King Abdullah of Saudi Arabia died Thursday of natural causes at age 90, leaving in place what appears to be a well-laid succession plan that U.S. analysts hope will assure continued stable relations between Washington and the oil-rich country that dominates most of the peninsula.
Unfortunately, in neighboring Yemen, the government of U.S. ally President Abdel Rabbo Mansour Hadi also died Thursday, leaving nothing but the prospect of a failed state and increased sway for Iran-backed Houthi rebels and a powerful and dangerous branch of al Qaeda.
On balance, the bad news outweighs the good.

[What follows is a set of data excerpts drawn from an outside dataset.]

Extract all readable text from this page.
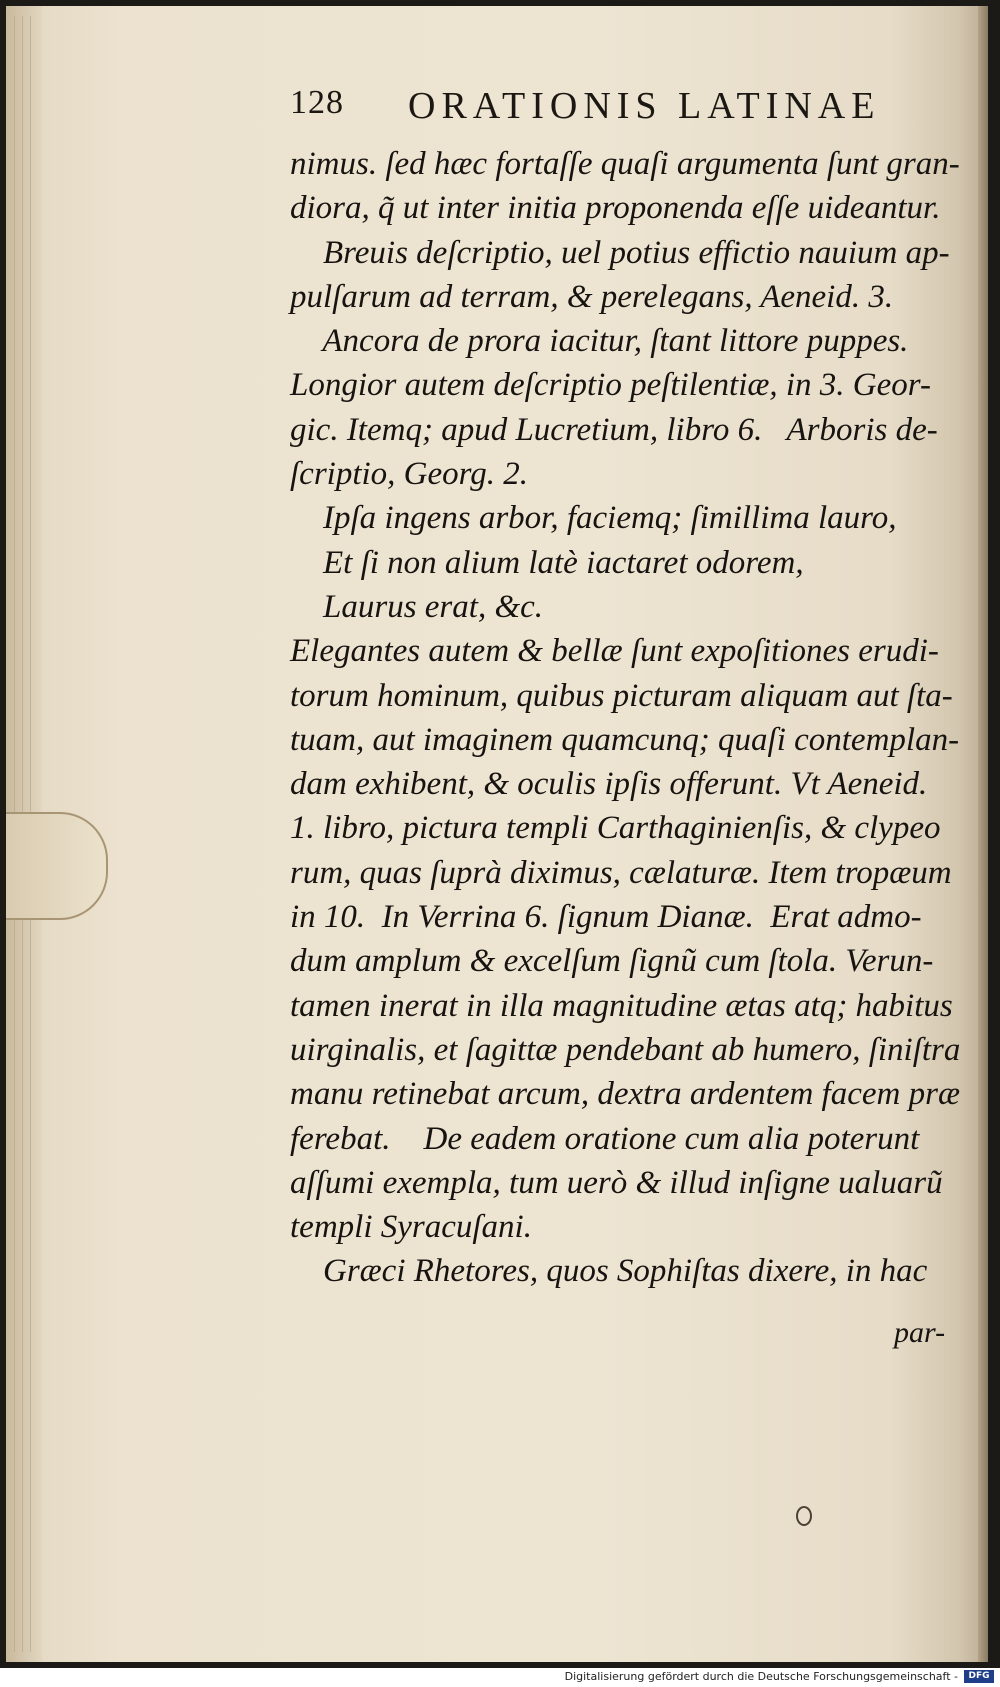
128 ORATIONIS LATINAE
nimus. ſed hæc fortaſſe quaſi argumenta ſunt gran-
diora, q̃ ut inter initia proponenda eſſe uideantur.
Breuis deſcriptio, uel potius effictio nauium ap-
pulſarum ad terram, & perelegans, Aeneid. 3.
Ancora de prora iacitur, ſtant littore puppes.
Longior autem deſcriptio peſtilentiæ, in 3. Geor-
gic. Itemq; apud Lucretium, libro 6.   Arboris de-
ſcriptio, Georg. 2.
Ipſa ingens arbor, faciemq; ſimillima lauro,
Et ſi non alium latè iactaret odorem,
Laurus erat, &c.
Elegantes autem & bellæ ſunt expoſitiones erudi-
torum hominum, quibus picturam aliquam aut ſta-
tuam, aut imaginem quamcunq; quaſi contemplan-
dam exhibent, & oculis ipſis offerunt. Vt Aeneid.
1. libro, pictura templi Carthaginienſis, & clypeo
rum, quas ſuprà diximus, cælaturæ. Item tropæum
in 10.  In Verrina 6. ſignum Dianæ.  Erat admo-
dum amplum & excelſum ſignũ cum ſtola. Verun-
tamen inerat in illa magnitudine ætas atq; habitus
uirginalis, et ſagittæ pendebant ab humero, ſiniſtra
manu retinebat arcum, dextra ardentem facem præ
ferebat.    De eadem oratione cum alia poterunt
aſſumi exempla, tum uerò & illud inſigne ualuarũ
templi Syracuſani.
Græci Rhetores, quos Sophiſtas dixere, in hac
par-
Digitalisierung gefördert durch die Deutsche Forschungsgemeinschaft -	DFG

Abdullah’s successor, Crown Prince Salman, is an established figure in U.S.-Saudi affairs, with a history of collaboration on national security matters dating to his fundraising for the Afghan Mujahedeen during their war against the Soviets in the 1980s, says Bruce Reidel of the Brookings Institution. One of Salman’s sons, Reidel reports, “led the first RSAF mission against Islamic State targets in Syria last year.”
But while oil futures soared on the news of Abdullah’s death as traders worried about potential instability in Saudi Arabia, former U.S. officials viewed the collapse of central governing authority in Yemen as the real cause for concern. “Rule number one of contemporary national security policy is allow the emergence of no new failed states,” says former State Department Coordinator for Counterterrorism, Amb. Daniel Benjamin.
The power vacuum is most worrying because it imperils U.S. intelligence and counterterrorism operations against one of the few al Qaeda off shoots that retains the U.S. as its primary target. Al Qaeda in the Arabian Peninsula (AQAP) has a talented bomb-maker in its upper ranks, a Saudi fugitive named Ibrahim al Asiri. U.S. officials believe al Asiri is behind several near-miss attempts to bring down Western airliners, at least one of which was foiled by a Saudi double agent who had penetrated the group.
The Houthis are only a threat to the U.S. insofar as they appear to have effected the ouster of the U.S.-backed Hadi and left a collapsed state in his wake. “We were banking on a guy who was very pro-American, but had far less support in his country than we thought,” says Whitley Bruner, a former CIA Baghdad station chief who previously served in Yemen and has worked as a security consultant there in recent years.
The Saudis dislike both the Houthis and AQAP, which dispatched al Asiri’s brother in a suicide attack that nearly killed the Saudi Interior Minister in 2009. But the kingdom has little chance of putting its neighbor back together again: with Yemen’s history of sectarian, tribal and ideological violence, “it’s going to get worse,” says Bruner. AFP reported late Thursday that “four provinces of Yemen’s formerly independent south, including its main city Aden, say they will defy all military orders from Sanaa” now that the capital has fallen to the Houthis.